A foremost precursory element to a forthcoming earthquake is changed in P-wave velocity (Vp), S-wave velocity (Vs) and Vp and Vs ratio discussed by [31]. Russian seismologist stated that the ratio Vp/Vs changed systematically at first it decreased by 5% then it returned to the normal values just before the earthquake [32]. A few earthquakes have been successfully forecast according to the analysis of foreshocks. In India Bhuj earthquake on January 2001 was also pursued by foreshocks in December 2000. In 2006, a study by [33] states essential records demonstrate the forecast was imperfect. Machine learning is one of the most robust consistent methodologies and is broadly used for earthquake predictions on account of their relevance to enhancement over time.
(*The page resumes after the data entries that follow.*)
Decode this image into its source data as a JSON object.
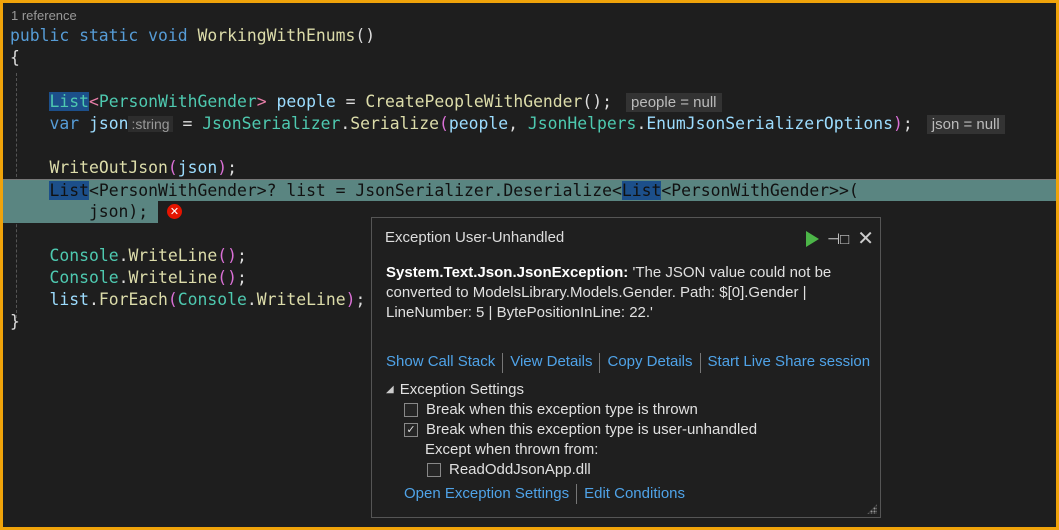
{
  "editor": {
    "reference_lens": "1 reference",
    "lines": [
      [
        [
          "public static void ",
          "kw"
        ],
        [
          "WorkingWithEnums",
          "fn"
        ],
        [
          "()",
          "pl"
        ]
      ],
      [
        [
          "{",
          "pl"
        ]
      ],
      [],
      [
        [
          "    ",
          "pl"
        ],
        [
          "List",
          "ty sel"
        ],
        [
          "<",
          "ang"
        ],
        [
          "PersonWithGender",
          "ty"
        ],
        [
          "> ",
          "ang"
        ],
        [
          "people",
          "va"
        ],
        [
          " = ",
          "pl"
        ],
        [
          "CreatePeopleWithGender",
          "fn"
        ],
        [
          "();",
          "pl"
        ],
        [
          "people = null",
          "hint"
        ]
      ],
      [
        [
          "    ",
          "pl"
        ],
        [
          "var ",
          "kw"
        ],
        [
          "json",
          "va"
        ],
        [
          ":string",
          "ihint"
        ],
        [
          " = ",
          "pl"
        ],
        [
          "JsonSerializer",
          "ty"
        ],
        [
          ".",
          "pl"
        ],
        [
          "Serialize",
          "fn"
        ],
        [
          "(",
          "pa"
        ],
        [
          "people",
          "va"
        ],
        [
          ", ",
          "pl"
        ],
        [
          "JsonHelpers",
          "ty"
        ],
        [
          ".",
          "pl"
        ],
        [
          "EnumJsonSerializerOptions",
          "va"
        ],
        [
          ")",
          "pa"
        ],
        [
          ";",
          "pl"
        ],
        [
          "json = null",
          "hint"
        ]
      ],
      [],
      [
        [
          "    ",
          "pl"
        ],
        [
          "WriteOutJson",
          "fn"
        ],
        [
          "(",
          "pa"
        ],
        [
          "json",
          "va"
        ],
        [
          ")",
          "pa"
        ],
        [
          ";",
          "pl"
        ]
      ],
      [
        [
          "    ",
          "pl"
        ],
        [
          "List",
          "ty sel"
        ],
        [
          "<PersonWithGender>? list = JsonSerializer.Deserialize<",
          "pl"
        ],
        [
          "List",
          "pl sel"
        ],
        [
          "<PersonWithGender>>(",
          "pl"
        ]
      ],
      [
        [
          "        json);",
          "pl"
        ]
      ],
      [],
      [
        [
          "    ",
          "pl"
        ],
        [
          "Console",
          "ty"
        ],
        [
          ".",
          "pl"
        ],
        [
          "WriteLine",
          "fn"
        ],
        [
          "()",
          "pa"
        ],
        [
          ";",
          "pl"
        ]
      ],
      [
        [
          "    ",
          "pl"
        ],
        [
          "Console",
          "ty"
        ],
        [
          ".",
          "pl"
        ],
        [
          "WriteLine",
          "fn"
        ],
        [
          "()",
          "pa"
        ],
        [
          ";",
          "pl"
        ]
      ],
      [
        [
          "    ",
          "pl"
        ],
        [
          "list",
          "va"
        ],
        [
          ".",
          "pl"
        ],
        [
          "ForEach",
          "fn"
        ],
        [
          "(",
          "pa"
        ],
        [
          "Console",
          "ty"
        ],
        [
          ".",
          "pl"
        ],
        [
          "WriteLine",
          "fn"
        ],
        [
          ")",
          "pa"
        ],
        [
          ";",
          "pl"
        ]
      ],
      [
        [
          "}",
          "pl"
        ]
      ]
    ]
  },
  "exception_popup": {
    "title": "Exception User-Unhandled",
    "exception_type": "System.Text.Json.JsonException:",
    "message": " 'The JSON value could not be converted to ModelsLibrary.Models.Gender. Path: $[0].Gender | LineNumber: 5 | BytePositionInLine: 22.'",
    "links": [
      "Show Call Stack",
      "View Details",
      "Copy Details",
      "Start Live Share session"
    ],
    "settings_header": "Exception Settings",
    "break_thrown": {
      "label": "Break when this exception type is thrown",
      "checked": false
    },
    "break_unhandled": {
      "label": "Break when this exception type is user-unhandled",
      "checked": true
    },
    "except_label": "Except when thrown from:",
    "except_module": {
      "label": "ReadOddJsonApp.dll",
      "checked": false
    },
    "footer_links": [
      "Open Exception Settings",
      "Edit Conditions"
    ]
  }
}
With the extensive quantity of earthquake significant data, machine learning techniques are adequately proficient to enhance accuracy and efficiency in earthquake prediction. Different machine learning techniques along with, Support Vector Machine (SVM), Artificial Neural Network (ANN), Deep Neural Network (DNN), Naive Bayes (NB), Random Forest (RF), K-nearest neighbour (KNN) and Recurrent Neural Network (RNN) have been implemented for earthquake prediction. Temporal study on earthquake systematizes of Cyprus zone and evaluate sixty seismic indicators for the formation of short-term earthquake prediction applying ANN, SVM and RF were studied by [34].
In the Chinese Mainland to execute an estimation of the earthquakes [35] have used single multi-layer approach neural networks. A three-layer artificial neural network with Levenberg–Marquardt learning was introduced by [36] to represent the relationship between earthquake and radon. Using a machine learning method, thermal anomalies were observed before the occurrence of the earthquake in Imphal, India, in 2016, and analyzing different seismic certainty through satellite data for an earthquake was studied by [37]. [38] using R programming language applying different machine learning methods like SVM, KNN, RF, and NB algorithms for earthquake prediction. Earthquake signal identification using a neural network was introduced by [39] and the observing techniques used for earthquake prediction with particularized description was studied by [40]. A meticulous review of machine learning methods was introduced by [41–43] for earthquake prediction. Spatial and space-time prediction of strong earthquakes was studied by [44] making seismic hazards forecasts by using two different machine learning algorithms. [45] emphasize the challenges and scope introduced by big data for informed decision-making. Despite the significance of earthquake forecasting, it is even now a challenging problem for various reasons. Scientists are impelled to apply the progressively advanced approach to imitate earthquake processes for the complexity of earthquake forecast. The main purpose of this research is to find the range of the earthquake's magnitude.